2. ANNOTATORS (Rachael and Val): check cellular component annotations that have ‘localization_dependent_on’ in C16. These are wrong. ‘localization_dependent_on’ makes sense for BP terms when A is controlling the localisation of protein B. But it doesn’t make sense for CC. Consider changing to ‘in_presence_of’.
3. ANNOTATORS: Decide if we want to see the hierarchy when we’re choosing our annotation extension in Protein2GO.
4. DAVID OS. Create new more specific has_input relations for: has_substrate, has_transport_target (transports), has_binding_target (binds).
5. ?Change definition of ‘has_input’ to allow for its use with ‘cellular response’ terms? Currently is says ‘bound, transported, modified, consumed or destroyed’….
6. VAL AND EDITORS/DAVID HILL: look at the transcription terms. Val would like a term ‘DNA binding involved in negative regulation of transcription from RNA pol II promoter’, etc. This term would be is_a DNA binding. The advantage of this term is that you wouldn’t need to make two annotations: one for the binding, and one for the TF activity, because the term would be is_a binding. And doesn’t squeeze a process into a function term (so much). Val to submit a SourceForge item as a placeholder.
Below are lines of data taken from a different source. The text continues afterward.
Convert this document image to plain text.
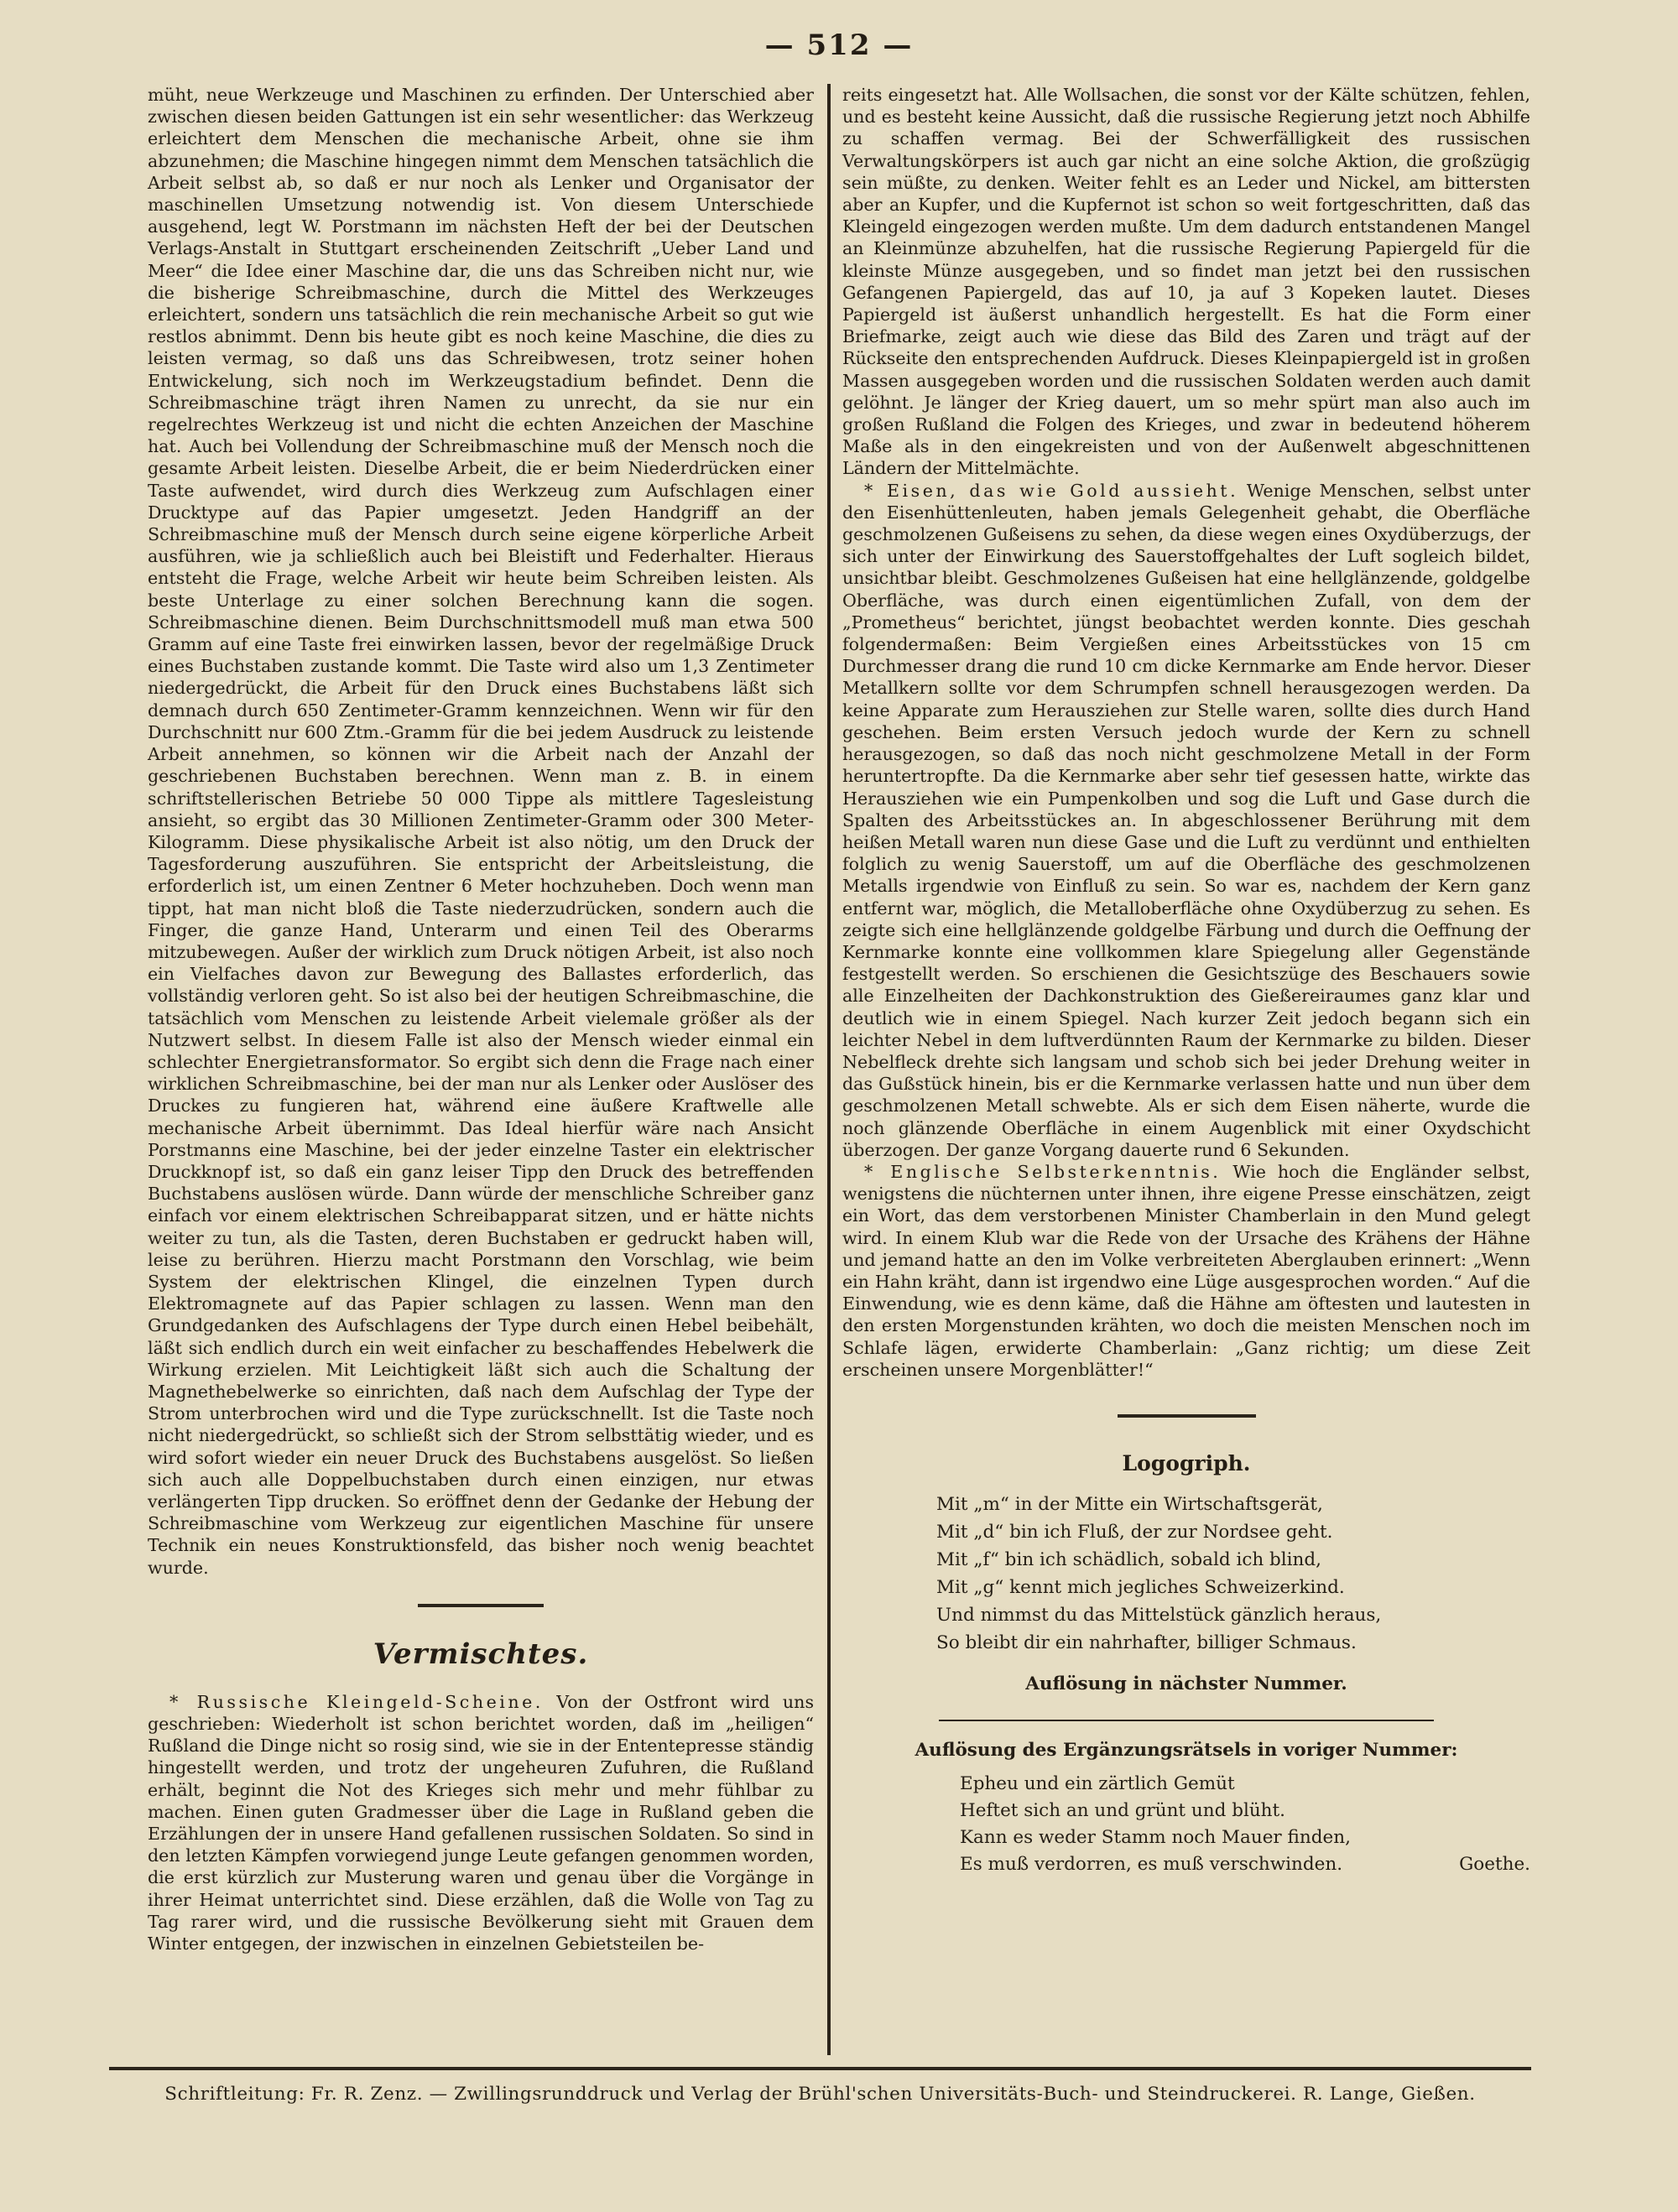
— 512 —

müht, neue Werkzeuge und Maschinen zu erfinden. Der Unterschied aber zwischen diesen beiden Gattungen ist ein sehr wesentlicher: das Werkzeug erleichtert dem Menschen die mechanische Arbeit, ohne sie ihm abzunehmen; die Maschine hingegen nimmt dem Menschen tatsächlich die Arbeit selbst ab, so daß er nur noch als Lenker und Organisator der maschinellen Umsetzung notwendig ist. Von diesem Unterschiede ausgehend, legt W. Porstmann im nächsten Heft der bei der Deutschen Verlags-Anstalt in Stuttgart erscheinenden Zeitschrift „Ueber Land und Meer“ die Idee einer Maschine dar, die uns das Schreiben nicht nur, wie die bisherige Schreibmaschine, durch die Mittel des Werkzeuges erleichtert, sondern uns tatsächlich die rein mechanische Arbeit so gut wie restlos abnimmt. Denn bis heute gibt es noch keine Maschine, die dies zu leisten vermag, so daß uns das Schreibwesen, trotz seiner hohen Entwickelung, sich noch im Werkzeugstadium befindet. Denn die Schreibmaschine trägt ihren Namen zu unrecht, da sie nur ein regelrechtes Werkzeug ist und nicht die echten Anzeichen der Maschine hat. Auch bei Vollendung der Schreibmaschine muß der Mensch noch die gesamte Arbeit leisten. Dieselbe Arbeit, die er beim Niederdrücken einer Taste aufwendet, wird durch dies Werkzeug zum Aufschlagen einer Drucktype auf das Papier umgesetzt. Jeden Handgriff an der Schreibmaschine muß der Mensch durch seine eigene körperliche Arbeit ausführen, wie ja schließlich auch bei Bleistift und Federhalter. Hieraus entsteht die Frage, welche Arbeit wir heute beim Schreiben leisten. Als beste Unterlage zu einer solchen Berechnung kann die sogen. Schreibmaschine dienen. Beim Durchschnittsmodell muß man etwa 500 Gramm auf eine Taste frei einwirken lassen, bevor der regelmäßige Druck eines Buchstaben zustande kommt. Die Taste wird also um 1,3 Zentimeter niedergedrückt, die Arbeit für den Druck eines Buchstabens läßt sich demnach durch 650 Zentimeter-Gramm kennzeichnen. Wenn wir für den Durchschnitt nur 600 Ztm.-Gramm für die bei jedem Ausdruck zu leistende Arbeit annehmen, so können wir die Arbeit nach der Anzahl der geschriebenen Buchstaben berechnen. Wenn man z. B. in einem schriftstellerischen Betriebe 50 000 Tippe als mittlere Tagesleistung ansieht, so ergibt das 30 Millionen Zentimeter-Gramm oder 300 Meter-Kilogramm. Diese physikalische Arbeit ist also nötig, um den Druck der Tagesforderung auszuführen. Sie entspricht der Arbeitsleistung, die erforderlich ist, um einen Zentner 6 Meter hochzuheben. Doch wenn man tippt, hat man nicht bloß die Taste niederzudrücken, sondern auch die Finger, die ganze Hand, Unterarm und einen Teil des Oberarms mitzubewegen. Außer der wirklich zum Druck nötigen Arbeit, ist also noch ein Vielfaches davon zur Bewegung des Ballastes erforderlich, das vollständig verloren geht. So ist also bei der heutigen Schreibmaschine, die tatsächlich vom Menschen zu leistende Arbeit vielemale größer als der Nutzwert selbst. In diesem Falle ist also der Mensch wieder einmal ein schlechter Energietransformator. So ergibt sich denn die Frage nach einer wirklichen Schreibmaschine, bei der man nur als Lenker oder Auslöser des Druckes zu fungieren hat, während eine äußere Kraftwelle alle mechanische Arbeit übernimmt. Das Ideal hierfür wäre nach Ansicht Porstmanns eine Maschine, bei der jeder einzelne Taster ein elektrischer Druckknopf ist, so daß ein ganz leiser Tipp den Druck des betreffenden Buchstabens auslösen würde. Dann würde der menschliche Schreiber ganz einfach vor einem elektrischen Schreibapparat sitzen, und er hätte nichts weiter zu tun, als die Tasten, deren Buchstaben er gedruckt haben will, leise zu berühren. Hierzu macht Porstmann den Vorschlag, wie beim System der elektrischen Klingel, die einzelnen Typen durch Elektromagnete auf das Papier schlagen zu lassen. Wenn man den Grundgedanken des Aufschlagens der Type durch einen Hebel beibehält, läßt sich endlich durch ein weit einfacher zu beschaffendes Hebelwerk die Wirkung erzielen. Mit Leichtigkeit läßt sich auch die Schaltung der Magnethebelwerke so einrichten, daß nach dem Aufschlag der Type der Strom unterbrochen wird und die Type zurückschnellt. Ist die Taste noch nicht niedergedrückt, so schließt sich der Strom selbsttätig wieder, und es wird sofort wieder ein neuer Druck des Buchstabens ausgelöst. So ließen sich auch alle Doppelbuchstaben durch einen einzigen, nur etwas verlängerten Tipp drucken. So eröffnet denn der Gedanke der Hebung der Schreibmaschine vom Werkzeug zur eigentlichen Maschine für unsere Technik ein neues Konstruktionsfeld, das bisher noch wenig beachtet wurde.

Vermischtes.

* Russische Kleingeld-Scheine. Von der Ostfront wird uns geschrieben: Wiederholt ist schon berichtet worden, daß im „heiligen“ Rußland die Dinge nicht so rosig sind, wie sie in der Ententepresse ständig hingestellt werden, und trotz der ungeheuren Zufuhren, die Rußland erhält, beginnt die Not des Krieges sich mehr und mehr fühlbar zu machen. Einen guten Gradmesser über die Lage in Rußland geben die Erzählungen der in unsere Hand gefallenen russischen Soldaten. So sind in den letzten Kämpfen vorwiegend junge Leute gefangen genommen worden, die erst kürzlich zur Musterung waren und genau über die Vorgänge in ihrer Heimat unterrichtet sind. Diese erzählen, daß die Wolle von Tag zu Tag rarer wird, und die russische Bevölkerung sieht mit Grauen dem Winter entgegen, der inzwischen in einzelnen Gebietsteilen be-

reits eingesetzt hat. Alle Wollsachen, die sonst vor der Kälte schützen, fehlen, und es besteht keine Aussicht, daß die russische Regierung jetzt noch Abhilfe zu schaffen vermag. Bei der Schwerfälligkeit des russischen Verwaltungskörpers ist auch gar nicht an eine solche Aktion, die großzügig sein müßte, zu denken. Weiter fehlt es an Leder und Nickel, am bittersten aber an Kupfer, und die Kupfernot ist schon so weit fortgeschritten, daß das Kleingeld eingezogen werden mußte. Um dem dadurch entstandenen Mangel an Kleinmünze abzuhelfen, hat die russische Regierung Papiergeld für die kleinste Münze ausgegeben, und so findet man jetzt bei den russischen Gefangenen Papiergeld, das auf 10, ja auf 3 Kopeken lautet. Dieses Papiergeld ist äußerst unhandlich hergestellt. Es hat die Form einer Briefmarke, zeigt auch wie diese das Bild des Zaren und trägt auf der Rückseite den entsprechenden Aufdruck. Dieses Kleinpapiergeld ist in großen Massen ausgegeben worden und die russischen Soldaten werden auch damit gelöhnt. Je länger der Krieg dauert, um so mehr spürt man also auch im großen Rußland die Folgen des Krieges, und zwar in bedeutend höherem Maße als in den eingekreisten und von der Außenwelt abgeschnittenen Ländern der Mittelmächte.

* Eisen, das wie Gold aussieht. Wenige Menschen, selbst unter den Eisenhüttenleuten, haben jemals Gelegenheit gehabt, die Oberfläche geschmolzenen Gußeisens zu sehen, da diese wegen eines Oxydüberzugs, der sich unter der Einwirkung des Sauerstoffgehaltes der Luft sogleich bildet, unsichtbar bleibt. Geschmolzenes Gußeisen hat eine hellglänzende, goldgelbe Oberfläche, was durch einen eigentümlichen Zufall, von dem der „Prometheus“ berichtet, jüngst beobachtet werden konnte. Dies geschah folgendermaßen: Beim Vergießen eines Arbeitsstückes von 15 cm Durchmesser drang die rund 10 cm dicke Kernmarke am Ende hervor. Dieser Metallkern sollte vor dem Schrumpfen schnell herausgezogen werden. Da keine Apparate zum Herausziehen zur Stelle waren, sollte dies durch Hand geschehen. Beim ersten Versuch jedoch wurde der Kern zu schnell herausgezogen, so daß das noch nicht geschmolzene Metall in der Form heruntertropfte. Da die Kernmarke aber sehr tief gesessen hatte, wirkte das Herausziehen wie ein Pumpenkolben und sog die Luft und Gase durch die Spalten des Arbeitsstückes an. In abgeschlossener Berührung mit dem heißen Metall waren nun diese Gase und die Luft zu verdünnt und enthielten folglich zu wenig Sauerstoff, um auf die Oberfläche des geschmolzenen Metalls irgendwie von Einfluß zu sein. So war es, nachdem der Kern ganz entfernt war, möglich, die Metalloberfläche ohne Oxydüberzug zu sehen. Es zeigte sich eine hellglänzende goldgelbe Färbung und durch die Oeffnung der Kernmarke konnte eine vollkommen klare Spiegelung aller Gegenstände festgestellt werden. So erschienen die Gesichtszüge des Beschauers sowie alle Einzelheiten der Dachkonstruktion des Gießereiraumes ganz klar und deutlich wie in einem Spiegel. Nach kurzer Zeit jedoch begann sich ein leichter Nebel in dem luftverdünnten Raum der Kernmarke zu bilden. Dieser Nebelfleck drehte sich langsam und schob sich bei jeder Drehung weiter in das Gußstück hinein, bis er die Kernmarke verlassen hatte und nun über dem geschmolzenen Metall schwebte. Als er sich dem Eisen näherte, wurde die noch glänzende Oberfläche in einem Augenblick mit einer Oxydschicht überzogen. Der ganze Vorgang dauerte rund 6 Sekunden.

* Englische Selbsterkenntnis. Wie hoch die Engländer selbst, wenigstens die nüchternen unter ihnen, ihre eigene Presse einschätzen, zeigt ein Wort, das dem verstorbenen Minister Chamberlain in den Mund gelegt wird. In einem Klub war die Rede von der Ursache des Krähens der Hähne und jemand hatte an den im Volke verbreiteten Aberglauben erinnert: „Wenn ein Hahn kräht, dann ist irgendwo eine Lüge ausgesprochen worden.“ Auf die Einwendung, wie es denn käme, daß die Hähne am öftesten und lautesten in den ersten Morgenstunden krähten, wo doch die meisten Menschen noch im Schlafe lägen, erwiderte Chamberlain: „Ganz richtig; um diese Zeit erscheinen unsere Morgenblätter!“

Logogriph.
Mit „m“ in der Mitte ein Wirtschaftsgerät,
Mit „d“ bin ich Fluß, der zur Nordsee geht.
Mit „f“ bin ich schädlich, sobald ich blind,
Mit „g“ kennt mich jegliches Schweizerkind.
Und nimmst du das Mittelstück gänzlich heraus,
So bleibt dir ein nahrhafter, billiger Schmaus.
Auflösung in nächster Nummer.
Auflösung des Ergänzungsrätsels in voriger Nummer:
Epheu und ein zärtlich Gemüt
Heftet sich an und grünt und blüht.
Kann es weder Stamm noch Mauer finden,
Es muß verdorren, es muß verschwinden.	Goethe.
Schriftleitung: Fr. R. Zenz. — Zwillingsrunddruck und Verlag der Brühl'schen Universitäts-Buch- und Steindruckerei. R. Lange, Gießen.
7. DAVID OS: Write out the transcription factor suggestions in OWL, to check they make sense.
8. ?Write the rules for OCCURS_AT and OCCURS_IN
- OCCURS_IN: All the parts of the process is contained within (CL, UBERON, GO-CC)
- OCCURS_AT: Adjacent to or in the vicinity of. (SO or GO-CC)
9. RUTH: Update example for BP HAS_OUTPUT:x. Could use ‘fibroblast growth factor production ; GO:0090269’ with one of the FGF1-10 IDs.
10. RACHAEL: Edit the annotation extension file to make rule that has_output can (for the moment) only be used for GO-BP annotations. Enforce this rule in Protein2GO, and add to rule file for curators not using Protein2GO.
11.PASCALE AND VAL: Look to see if we can add a restriction that has_output can be used with ‘x production’ terms only, for now. We can broaden/change if necessary. E.g. cytokine production + cell adhesion molecule production.
12: RACHAEL? Add a restriction that you can’t use part_of relation between a GO process and a ‘cell cycle phase ; GO:0022403’ in C16’. This requires a happens_during’ relationship.
13. RACHAEL: Alter local_range for HAPPENS_DURING and EXISTS_DURING to remove GO-MF information.
14. RUTH Ruth to alter wiki for HAPPENS_DURING so GO-BP but not GO-MF can’t be used in C16.
15. DAVID OS: remove ‘during’ from relationships.
16. RUTH: In the part_of example on the wiki page, make it clear in a footnote or something, that Wnt-activated R activity is already part_of Wnt signaling pathway. Here we’re making a more specific statement that the Wnt-activated R activity is part_of a CANONICAL Wnt signaling pathway.
17. DAVID OS: make a new relation: ‘adjacent_to’ to describe extracellular regions that are next to a cell.